To log into an application that requires Step-Up Authentication:
- Log into your User Portal: http://console.jumpcloud.com.
- Click the application you wish to access.
- Select JumpCloud Protect from the list of available MFA options.
- When the request comes into your mobile device, approve the request.
Denying the request logs you out of your JumpCloud User Portal. This is to keep bad actors from accessing your applications and data.
Once you approve your request, you will have access to the application.
Using JumpCloud Protect’s TOTP for Other Applications
JumpCloud Protect supports both Push MFA and TOTP MFA. However, you must enroll in each form separately.
When you open the JumpCloud Protect app, you see a list of the accounts you have set up for MFA. This list either shows the Verification Code for the account with a timer indicating when the code will expire, or the fact that the account is registered for Push MFA. See below:
Tapping on the code itself will copy the code to the device’s clipboard. Tapping anywhere else opens the Account Details screen.
More Screen
At the bottom of the JumpCloud Protect screen, there is a More button.

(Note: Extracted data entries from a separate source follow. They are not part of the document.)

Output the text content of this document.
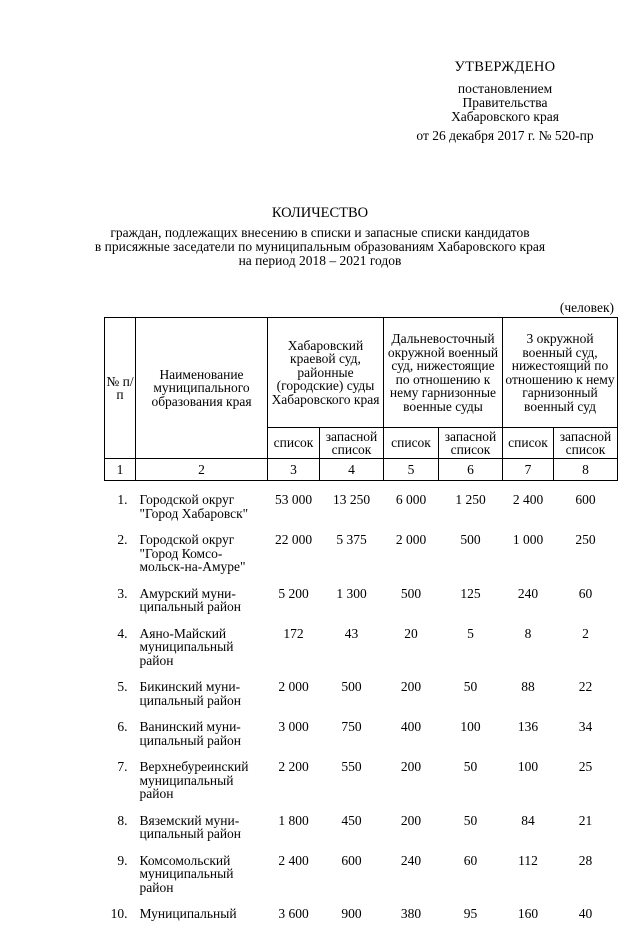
УТВЕРЖДЕНО
постановлением
Правительства
Хабаровского края
от 26 декабря 2017 г. № 520-пр
КОЛИЧЕСТВО
граждан, подлежащих внесению в списки и запасные списки кандидатов
в присяжные заседатели по муниципальным образованиям Хабаровского края
на период 2018 – 2021 годов
(человек)
№ п/п	Наименование муниципального образования края	Хабаровский краевой суд, районные (городские) суды Хабаровского края		Дальневосточный окружной военный суд, нижестоящие по отношению к нему гарнизонные военные суды		3 окружной военный суд, нижестоящий по отношению к нему гарнизонный военный суд	
		список	запасной список	список	запасной список	список	запасной список
1	2	3	4	5	6	7	8

1.	Городской округ "Город Хабаровск"	53 000	13 250	6 000	1 250	2 400	600
2.	Городской округ "Город Комсо-мольск-на-Амуре"	22 000	5 375	2 000	500	1 000	250
3.	Амурский муни-ципальный район	5 200	1 300	500	125	240	60
4.	Аяно-Майский муниципальный район	172	43	20	5	8	2
5.	Бикинский муни-ципальный район	2 000	500	200	50	88	22
6.	Ванинский муни-ципальный район	3 000	750	400	100	136	34
7.	Верхнебуреинский муниципальный район	2 200	550	200	50	100	25
8.	Вяземский муни-ципальный район	1 800	450	200	50	84	21
9.	Комсомольский муниципальный район	2 400	600	240	60	112	28
10.	Муниципальный	3 600	900	380	95	160	40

- Tap Settings to access Display and Privacy options.
- The links to How it Works, Troubleshooting Guide, Terms of Service, and the Privacy Policy will open external links.
- Tapping on the App Version or the Protect ID will copy those values to your clipboard.
Deleting an Account from JumpCloud Protect
If you no longer need one of the accounts you have set up with your JumpCloud Protect mobile app, you can delete it. To do so:
- Open the JumpCloud Protect mobile app on your device.
- Tap the name of the account you want to delete. This brings you to the Account Details screen.
- Tap Delete Account.
- Tap Delete in the window that appears.